On the side note, I wanted to confirm that currently I'm able to build, for testing purpose, Genotype objects and save them into a parquet file. For my example, I'm only setting the SampleId, the SampleDescription and the Variant members. Something like this: def createGenotype(idx: Int): Genotype = { return Genotype.newBuilder() .setSampleId(idx.toString()) .setSampleDescription("mySampleDescription" + idx.toString()) .setVariant(Variant.newBuilder() .setStart(idx.toLong) .setEnd(idx.toLong + 10) .build()) .build() }

Now, with SparkSQL I'm able to execute queries like this: SELECT sampleDescription FROM GenotypeTable WHERE sampleId = 20, but I can't filter the results by the variant member. I did tried something like this: SELECT Variant.end FROM GenotypeTable WHERE Variant.start = 20 but it's just not working. I spend more than 6 hours trying to figure out how this can be archive with SparkSQL. The only thing I found would be to switch to Hive and do something like this: SELECT end FROM GenotypeTable LATERAL VIEW explode(variant) v as variant WHERE start = 20. But according to the request, we must use spark.
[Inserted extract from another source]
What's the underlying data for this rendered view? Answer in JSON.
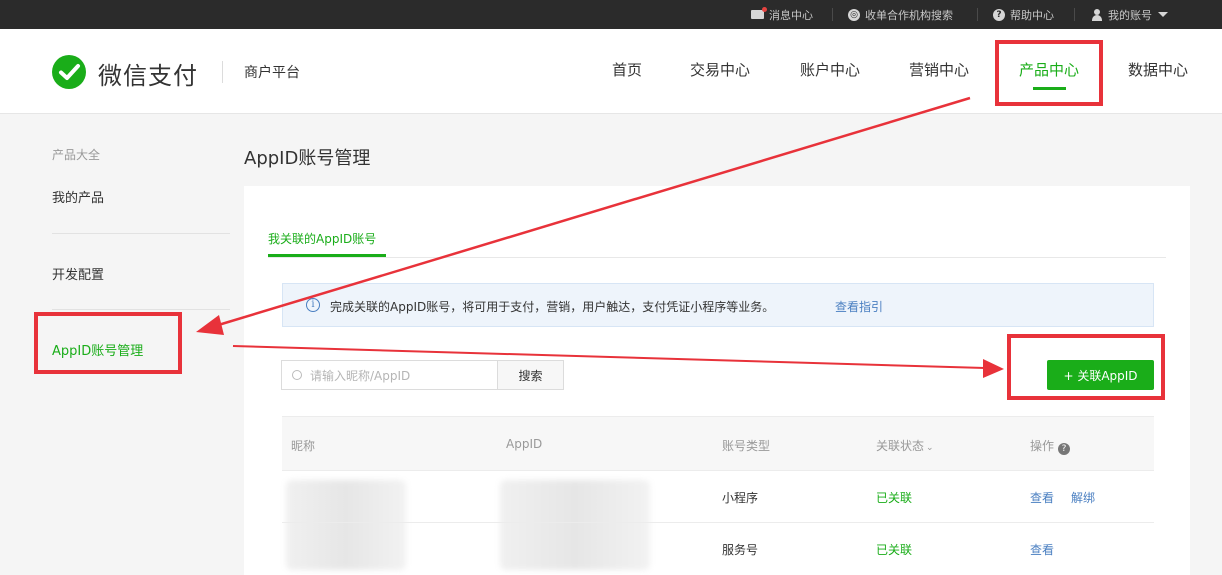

I have to admit that this starts to go beyond my technicals capabilities. There is really not much documentations/tutorials/examples on the web on the subject (Examples are often too simple which doesn't help me to go any further). Anyway; I'm not giving up but I hope Ivan will be able to help me a little bit when I'll show him the code tomorrow.

francois-boyer commented 9 years ago

Hi @davidonlaptop, @ikizema,

I'm so happy! I managed to make it work!

I think SparkSQL is just not the right thing for more complex queries.

It's as easy as: dataFrame.filter("variant.start = 20").select("variant.start", "variant.end").show()

Now I only need to figure out if querying the data this way is efficient and also if I can get an Genotype object back...

Stay tuned!

iki-v commented 9 years ago

Bien joué @francois-boyer, exellente nouvelle ! Impatient de voir une petite demo ce soir. On va pouvoir commencer à converger nos infos et voir la big picture.

francois-boyer commented 9 years ago

Hi @rbahassi, @karim73, @ikizema, @naceurMh, @sfcwallace, @singemanator, @Aboubakary,

Ok, the example I shown yesterday is now available here: https://github.com/GELOG/example-avro-parquet-spark

I'll keep updating this example project according what we discussed yesterday:

Try to update a DataFrame
Create a new Parquet file and join two DataFrame together in order to seamlessly make queries

Stay tuned!

francois-boyer commented 9 years ago

Hi @rbahassi, @karim73, @ikizema, @naceurMh, @sfcwallace, @singemanator, @Aboubakary,

Ok, I cleaned up the code so it'll be simpler for you to understand it. I also created a Users > Messages (users sends messages to other users) example to illustrate how we can join 2 parquet files using Spark.

So, now the example can create one parquet file that contains Users and another parquet file that contains the messages. Then, there is a function who load the two parquet files and join them through a Spark DataFrame. Than, the example realize some simple queries.

francois-boyer commented 9 years ago

Salut @davidonlaptop,

Note: "Je vais écrire ce message en français. Si cette idée est conservée, je traduirai en anglais pour la cause."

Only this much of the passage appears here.